We must encourage girls from an early age
Many believe the true reason why most women do not consider IT as a viable career path is because of a culturally ingrained stereotype that IT is a ‘boys only club’ – which in 2017, should not be the case. Society does appear to be addressing these stereotypes, and now even Barbie is a Game Developer! Locally, schools on both Islands are investing in girl’s digital skills, with some even dedicating entire weeks to learning about tech, which is a positive step in the right direction. However, I think that to spark young girl’s imaginations early on, we must show them how technology can tie in to their passions and hobbies. Whether they’re into fashion, animals, cars or cooking, kids coding tools like Tynker can show the limitlessness and simplicity of app development, creating a fun approach for engaging with younger girls.
You’re not always expected to know it all
There is a misconception that if you are interested in a technical role, to get a foot in the door of the IT industry you must have already developed tech skills. While this of course helps, it’s not actually essential. At C5, we often employ individuals based on their enthusiasm for IT and willingness to learn. We then provide them with the skills they need. My career is a good example of this. While I have had previous technical experience, for the last few years I have worked in a training role. I proactively expressed my interest in progressing my technical knowledge and asked for advice on how to achieve my goals. This interest resulted in me being offered a more technical role, supported with training – and I haven’t looked back since.
It’s not all about the technical side
While it would be nice to see more women taking on coding and developer roles, some tech industry jobs do not require digital skills. For example, our Project Management and Support Team roles often lend focus to interpersonal, communication, organisational skills, and other ‘soft skills’ that can be learned through everyday experiences. Asking women to consider what they’re already good at is a great way of showing how they can carve their own path in the technology industry.

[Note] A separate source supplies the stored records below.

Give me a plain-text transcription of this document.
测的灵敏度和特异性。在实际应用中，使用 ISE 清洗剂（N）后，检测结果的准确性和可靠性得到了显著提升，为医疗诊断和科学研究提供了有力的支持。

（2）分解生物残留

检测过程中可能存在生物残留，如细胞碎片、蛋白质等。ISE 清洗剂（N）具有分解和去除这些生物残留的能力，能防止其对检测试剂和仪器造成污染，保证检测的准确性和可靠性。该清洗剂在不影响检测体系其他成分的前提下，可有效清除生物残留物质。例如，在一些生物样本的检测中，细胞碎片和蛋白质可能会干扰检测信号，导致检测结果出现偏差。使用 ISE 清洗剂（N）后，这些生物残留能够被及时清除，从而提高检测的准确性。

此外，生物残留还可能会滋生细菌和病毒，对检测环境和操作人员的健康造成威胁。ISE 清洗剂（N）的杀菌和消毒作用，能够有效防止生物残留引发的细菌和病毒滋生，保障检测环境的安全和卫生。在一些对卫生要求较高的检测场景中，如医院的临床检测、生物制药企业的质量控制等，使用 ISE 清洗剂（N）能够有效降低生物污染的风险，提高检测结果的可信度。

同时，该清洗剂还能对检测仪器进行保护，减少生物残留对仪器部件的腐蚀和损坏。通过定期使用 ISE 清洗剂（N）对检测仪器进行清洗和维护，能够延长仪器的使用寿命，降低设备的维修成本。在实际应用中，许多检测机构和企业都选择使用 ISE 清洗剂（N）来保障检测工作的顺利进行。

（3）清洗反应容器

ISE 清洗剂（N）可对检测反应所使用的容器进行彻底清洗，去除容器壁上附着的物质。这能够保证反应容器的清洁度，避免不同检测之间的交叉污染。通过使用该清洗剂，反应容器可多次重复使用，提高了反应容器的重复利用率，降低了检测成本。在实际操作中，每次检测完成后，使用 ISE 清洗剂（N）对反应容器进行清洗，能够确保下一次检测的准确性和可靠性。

Highlighting strong female leaders
According to research, only 22% of students can name a famous female working in technology – it’s clear that we need to be highlighting women in senior leadership roles to show women what can be achieved by working in technology. There are so many inspirational women in tech: Facebook COO Sheryl Sandberg, YouTube CEO Susan Wojcicki, HP CEO Meg Whitman, Apple Senior VP Angela Ahrendts – I could go on! C5 recently appointed several women to director roles, which I hope will prove to women that it is possible for local women to find success and fulfilment in our industry too. The Women in Tech group is also doing a great job of offering support to women and I’d encourage women to attend the group’s monthly meetings for digital career advice.